En efecto, ambas doctrinas, conservadora y socialista, son intervencionistas. Sólo que la conservadora defiende la intervención del estado como medida supletoria y la subordina a proteger en última instancia los derechos y prerrogativas supremas del individuo, cuyo mejoramiento social y personal constituye para él la verdadera razón de ser del estado; en tanto que la socialista erige la felicidad social en norma suprema de conducta y considera al individuo como un engranaje subalterno de la complicada maquinaria social, en la que reside para los discípulos de Marx el verdadero sujeto del derecho. Además, reconocedor como lo es el conservatismo de un orden moral superior y trascendental, ajeno en su esencia a la evolución histórica e independiente de las circunstancias del tiempo y el espacio, no puede transigir con escuelas que someten el régimen moral al complicado vaivén de las evoluciones históricas y para quienes nada hay inmutable ni absoluto bajo el sol. Por eso, frente a todas las escuelas

evolucionistas y cualquiera que sea el sentimiento de esa evolución, el conservatismo tendrá que oponer siempre los pocos pero definitivos postulados que constituyen su estructura doctrinaria.

El liberalismo, en cambio, fundado en un principio de relatividad y escepticismo, no encuentra difíciles los cambios de programa ni se extraña siquiera de evolucionar contra sí mismo.

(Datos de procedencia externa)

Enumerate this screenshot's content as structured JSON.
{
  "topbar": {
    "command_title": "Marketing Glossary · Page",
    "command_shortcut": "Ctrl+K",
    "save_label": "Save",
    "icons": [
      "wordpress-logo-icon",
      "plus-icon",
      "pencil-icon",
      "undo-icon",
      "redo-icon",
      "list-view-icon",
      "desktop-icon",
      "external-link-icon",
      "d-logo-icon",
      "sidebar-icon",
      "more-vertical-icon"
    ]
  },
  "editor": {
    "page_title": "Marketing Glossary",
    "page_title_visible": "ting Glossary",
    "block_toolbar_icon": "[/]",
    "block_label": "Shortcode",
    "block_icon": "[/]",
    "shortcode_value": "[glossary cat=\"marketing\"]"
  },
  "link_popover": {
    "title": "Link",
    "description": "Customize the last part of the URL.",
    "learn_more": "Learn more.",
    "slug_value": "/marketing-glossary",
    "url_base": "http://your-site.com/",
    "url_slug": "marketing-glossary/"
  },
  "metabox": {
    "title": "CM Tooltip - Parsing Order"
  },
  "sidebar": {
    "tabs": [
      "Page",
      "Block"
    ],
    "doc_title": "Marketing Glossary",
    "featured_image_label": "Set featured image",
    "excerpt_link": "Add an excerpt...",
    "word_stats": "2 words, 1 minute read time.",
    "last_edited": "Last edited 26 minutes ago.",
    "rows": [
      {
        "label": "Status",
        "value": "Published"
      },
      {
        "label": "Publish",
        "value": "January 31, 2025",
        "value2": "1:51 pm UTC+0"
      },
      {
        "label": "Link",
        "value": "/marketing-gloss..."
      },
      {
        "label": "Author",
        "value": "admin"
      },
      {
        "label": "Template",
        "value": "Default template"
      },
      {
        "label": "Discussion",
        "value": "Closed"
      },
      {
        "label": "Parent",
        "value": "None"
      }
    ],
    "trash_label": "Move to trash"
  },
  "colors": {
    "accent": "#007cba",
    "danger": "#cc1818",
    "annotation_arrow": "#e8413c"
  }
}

Por eso, cuando en alguna discusión en el senado oponíamos a los defensores liberales del comunismo sus tesis de individualismo cerrado, el doctor Uribe Echeverri nos decía con toda tranquilidad que el liberalismo citado por nosotros había muerto y apoyaba toda su oratoria en citas de los más avanzados socialistas franceses. Quizá tenía razón: opuestos en doctrina, liberales y socialistas coinciden en la inconformidad que los tortura.

Naturalmente, como por encima de las afinidades psicológicas está el juego de los intereses humanos, ese eterno coqueteo entre liberales militantes y socialistas, va creando una escisión cada vez más honda en las filas. La parte capitalista, banqueros, industriales, hacendados (muchos de ellos grandes latifundistas) no tiene inconveniente en apoyar a su partido mientras se contente con entonar el himno revolucionario de 1793 o formular los postulados de 1848, o cuando declama contra monjas y clérigos y proclama la necesidad de la instrucción obligatoria laica, o la supremacía incondicional del poder civil frente a la autoridad eclesiástica; pero cuando el santo derecho de propiedad entre el juego y el soplo de Moscú anime a los tributos de la extrema izquierda, esos mismos liberales empezarán a enfriarse y se preguntarán atribulados si en medio de todo serán el clero católico, y la Iglesia católica, y la moral católica, las únicas fuerzas capaces de impedir el naufragio social y de conservar para la civilización las conquistas mismas del pensamiento liberal, por cuanto defienden la libertad humana y la libre expansión del individuo dentro de los rígidos principios cristianos. Por eso, como lo veremos en otro capítulo, un hondo proceso de sedimentación tiende a conglomerar las derechas en un todo político que defiende el orden social, y las izquierdas en otro que suspira por el reinado del soviet.